For SCD Type 2 dimensions, the relationships test against dim_customer.customer_sk only passes if every foreign key in fct_orders points to an existing versioned row — including historical rows. This means a fact row with a 2022 order date will join to the customer's 2022 customer_sk, not their current one.

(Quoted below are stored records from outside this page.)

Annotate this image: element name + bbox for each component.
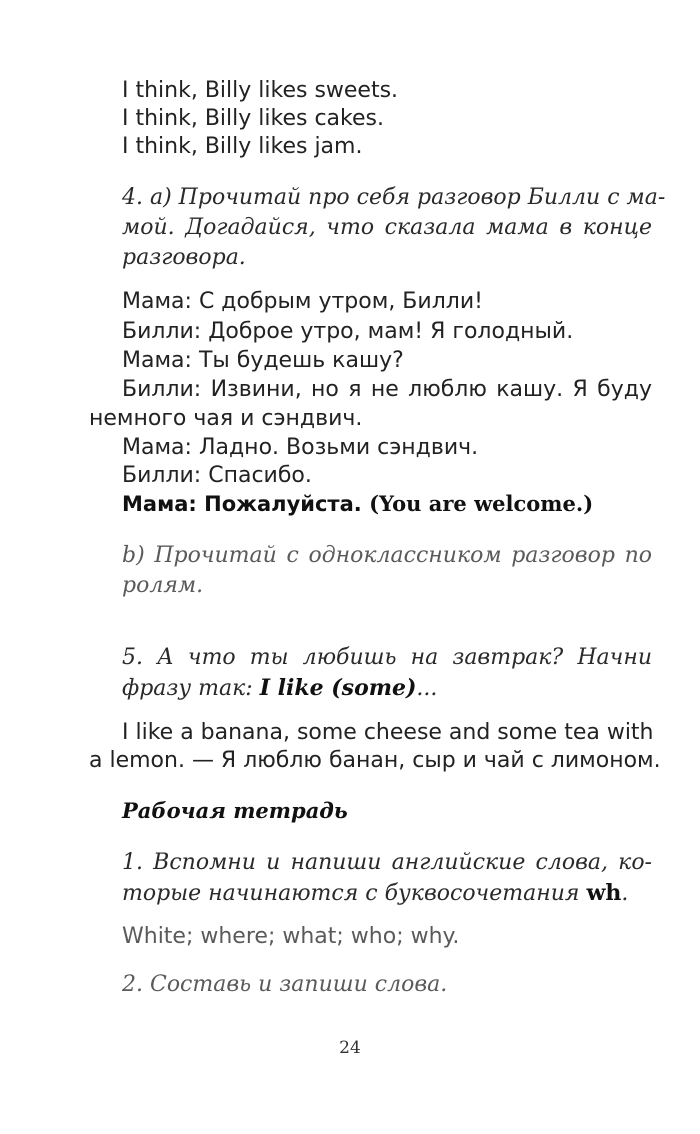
exercise-5-line-1: 5. А что ты любишь на завтрак? Начни — [122, 645, 652, 670]
page-number: 24 — [339, 1038, 361, 1058]
workbook-task-1-letters: wh — [586, 880, 622, 906]
exercise-4b-line-1: b) Прочитай с одноклассником разговор по — [122, 543, 652, 568]
answer-line-cakes: I think, Billy likes cakes. — [122, 106, 384, 131]
dialogue-line-4: Билли: Извини, но я не люблю кашу. Я буду — [122, 377, 652, 402]
dialogue-line-8 — [122, 493, 593, 515]
workbook-answer-1: White; where; what; who; why. — [122, 924, 460, 949]
dialogue-line-5: немного чая и сэндвич. — [89, 406, 363, 431]
dialogue-english-reply: (You are welcome.) — [369, 491, 594, 516]
dialogue-line-1: Мама: С добрым утром, Билли! — [122, 289, 483, 314]
dialogue-mom-reply: Мама: Пожалуйста. — [122, 492, 370, 516]
workbook-heading: Рабочая тетрадь — [122, 798, 348, 823]
workbook-task-1-prefix: торые начинаются с буквосочетания — [122, 881, 587, 906]
exercise-5-phrase: I like (some) — [259, 675, 417, 701]
answer-5-line-2: a lemon. — Я люблю банан, сыр и чай с лимоном. — [89, 748, 661, 773]
exercise-4b-line-2: ролям. — [122, 573, 204, 598]
workbook-task-1-line-1: 1. Вспомни и напиши английские слова, ко- — [122, 850, 652, 875]
dialogue-line-6: Мама: Ладно. Возьми сэндвич. — [122, 435, 479, 460]
answer-line-sweets: I think, Billy likes sweets. — [122, 78, 399, 103]
answer-line-jam: I think, Billy likes jam. — [122, 134, 363, 159]
dialogue-line-7: Билли: Спасибо. — [122, 463, 312, 488]
exercise-5-line-2 — [122, 677, 437, 700]
exercise-4a-line-1: 4. а) Прочитай про себя разговор Билли с ма- — [122, 185, 666, 210]
workbook-task-1-line-2 — [122, 882, 628, 905]
exercise-5-suffix: ... — [416, 676, 438, 701]
exercise-5-prefix: фразу так: — [122, 676, 260, 701]
exercise-4a-line-3: разговора. — [122, 245, 246, 270]
answer-5-line-1: I like a banana, some cheese and some tea with — [122, 720, 654, 745]
dialogue-line-3: Мама: Ты будешь кашу? — [122, 348, 404, 373]
exercise-4a-line-2: мой. Догадайся, что сказала мама в конце — [122, 215, 652, 240]
workbook-task-1-suffix: . — [621, 881, 629, 906]
dialogue-line-2: Билли: Доброе утро, мам! Я голодный. — [122, 319, 574, 344]
workbook-task-2: 2. Составь и запиши слова. — [122, 972, 448, 997]
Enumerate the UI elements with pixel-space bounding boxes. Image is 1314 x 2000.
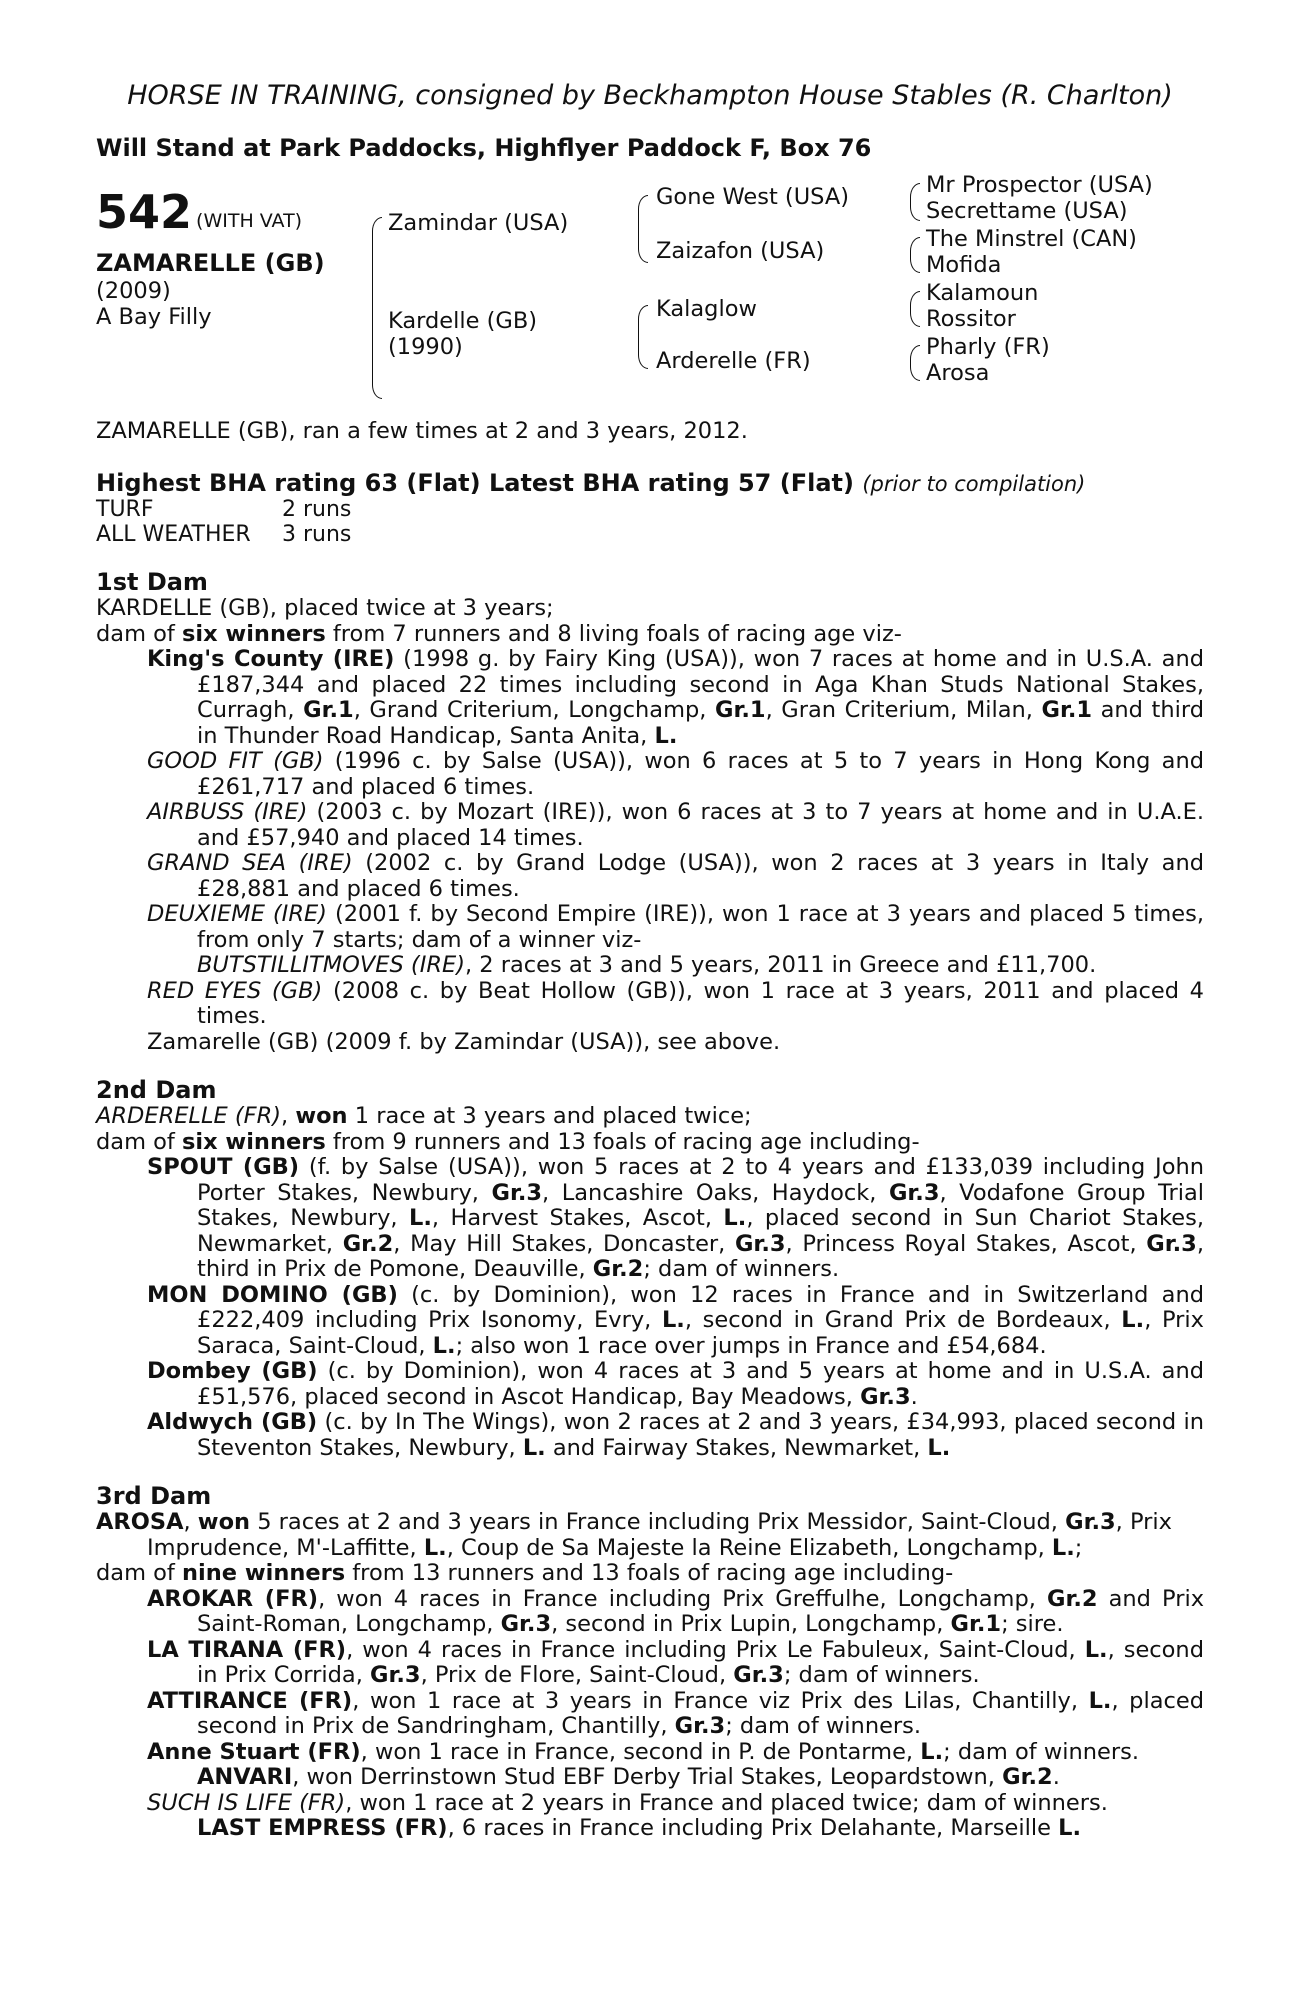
- third-dam-intro: AROSA, won 5 races at 2 and 3 years in France including Prix Messidor, Saint-Cloud, Gr.3, Prix Imprudence, M'-Laffitte, L., Coup de Sa Majeste la Reine Elizabeth, Longchamp, L.;: [96, 1509, 1172, 1561]
- progeny-entry: RED EYES (GB) (2008 c. by Beat Hollow (GB)), won 1 race at 3 years, 2011 and placed 4 times.: [147, 977, 1204, 1029]
- sire-dam-dam: Mofida: [926, 252, 1002, 278]
- progeny-entry: Dombey (GB) (c. by Dominion), won 4 races at 3 and 5 years at home and in U.S.A. and £51,576, placed second in Ascot Handicap, Bay Meadows, Gr.3.: [147, 1358, 1204, 1410]
- page-title: HORSE IN TRAINING, consigned by Beckhampton House Stables (R. Charlton): [127, 80, 1173, 111]
- rating-line: [96, 468, 1204, 498]
- runs-surface: TURF: [96, 497, 154, 522]
- catalogue-page: [96, 80, 1204, 1842]
- progeny-sub-entry: SUCH IS LIFE (FR), won 1 race at 2 years in France and placed twice; dam of winners.: [147, 1789, 1108, 1816]
- progeny-entry: AIRBUSS (IRE) (2003 c. by Mozart (IRE)), won 6 races at 3 to 7 years at home and in U.A.E. and £57,940 and placed 14 times.: [147, 799, 1204, 851]
- first-dam-summary: dam of six winners from 7 runners and 8 living foals of racing age viz-: [96, 620, 902, 647]
- third-dam-summary: dam of nine winners from 13 runners and 13 foals of racing age including-: [96, 1560, 954, 1586]
- runs-row: [96, 522, 351, 547]
- progeny-sub-entry: BUTSTILLITMOVES (IRE), 2 races at 3 and 5 years, 2011 in Greece and £11,700.: [197, 952, 1097, 978]
- dam-sire-sire: Kalamoun: [926, 280, 1039, 306]
- third-dam-heading: 3rd Dam: [96, 1482, 212, 1510]
- runs-surface: ALL WEATHER: [96, 522, 251, 547]
- sire-dam: Zaizafon (USA): [656, 238, 825, 264]
- second-dam-summary: dam of six winners from 9 runners and 13 foals of racing age including-: [96, 1128, 920, 1155]
- progeny-entry: Zamarelle (GB) (2009 f. by Zamindar (USA)), see above.: [147, 1028, 781, 1055]
- progeny-entry: GRAND SEA (IRE) (2002 c. by Grand Lodge (USA)), won 2 races at 3 years in Italy and £28,881 and placed 6 times.: [147, 850, 1204, 902]
- stand-location: Will Stand at Park Paddocks, Highflyer Paddock F, Box 76: [96, 134, 872, 162]
- horse-year: (2009): [96, 278, 171, 304]
- second-dam-heading: 2nd Dam: [96, 1076, 217, 1104]
- dam-dam-sire: Pharly (FR): [926, 334, 1050, 360]
- dam-sire-dam: Rossitor: [926, 306, 1016, 332]
- first-dam-heading: 1st Dam: [96, 568, 208, 596]
- progeny-entry: AROKAR (FR), won 4 races in France including Prix Greffulhe, Longchamp, Gr.2 and Prix Saint-Roman, Longchamp, Gr.3, second in Prix Lupin, Longchamp, Gr.1; sire.: [147, 1585, 1205, 1637]
- gen3-brace-3: [910, 291, 920, 327]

Add a singular test to catch orphaned facts that lack any matching dimension row across all versions:

sql
-- tests/assert_no_orphaned_orders.sql
-- Returns rows if any order references a customer that doesn't exist
-- in any version of dim_customer (not just the current version)
SELECT o.order_id, o.customer_sk
FROM {{ ref('fct_orders') }} o
LEFT JOIN {{ ref('dim_customer') }} c ON o.customer_sk = c.customer_sk
WHERE c.customer_sk IS NULL

Managing SCD Type 2 in application queries

The most common SCD Type 2 query mistake is joining a fact table to a dimension without constraining on the valid date range — returning multiple rows per fact when a customer has multiple historical versions.

sql
-- WRONG: returns duplicate fact rows when a customer has multiple SCD versions
SELECT
  o.order_id,
  o.amount_cents,
  c.country_code
FROM fct_orders o
JOIN dim_customer c ON o.customer_sk = c.customer_sk  -- correct join key
-- Missing: no filter on is_current or valid date range
 
-- CORRECT pattern 1: use surrogate key (already version-specific — no extra filter needed)
SELECT
  o.order_id,
  o.amount_cents,
  c.country_code
FROM fct_orders o
JOIN dim_customer c ON o.customer_sk = c.customer_sk
-- No filter needed: surrogate key uniquely identifies one SCD version
 
-- CORRECT pattern 2: get current attributes only (for "as of today" reports)
SELECT
  o.order_id,
  o.amount_cents,
  c.country_code
FROM fct_orders o
JOIN dim_customer c
  ON o.customer_id = c.customer_id  -- join on natural key
  AND c.is_current = true           -- constrain to current version only
-- Caveat: this reports current country, not country at time of order

Document which join pattern is correct for each use case in your mart's schema.yml description. The surrogate key join is the default; the natural key plus is_current join is appropriate only when you explicitly want current-state reporting regardless of historical accuracy.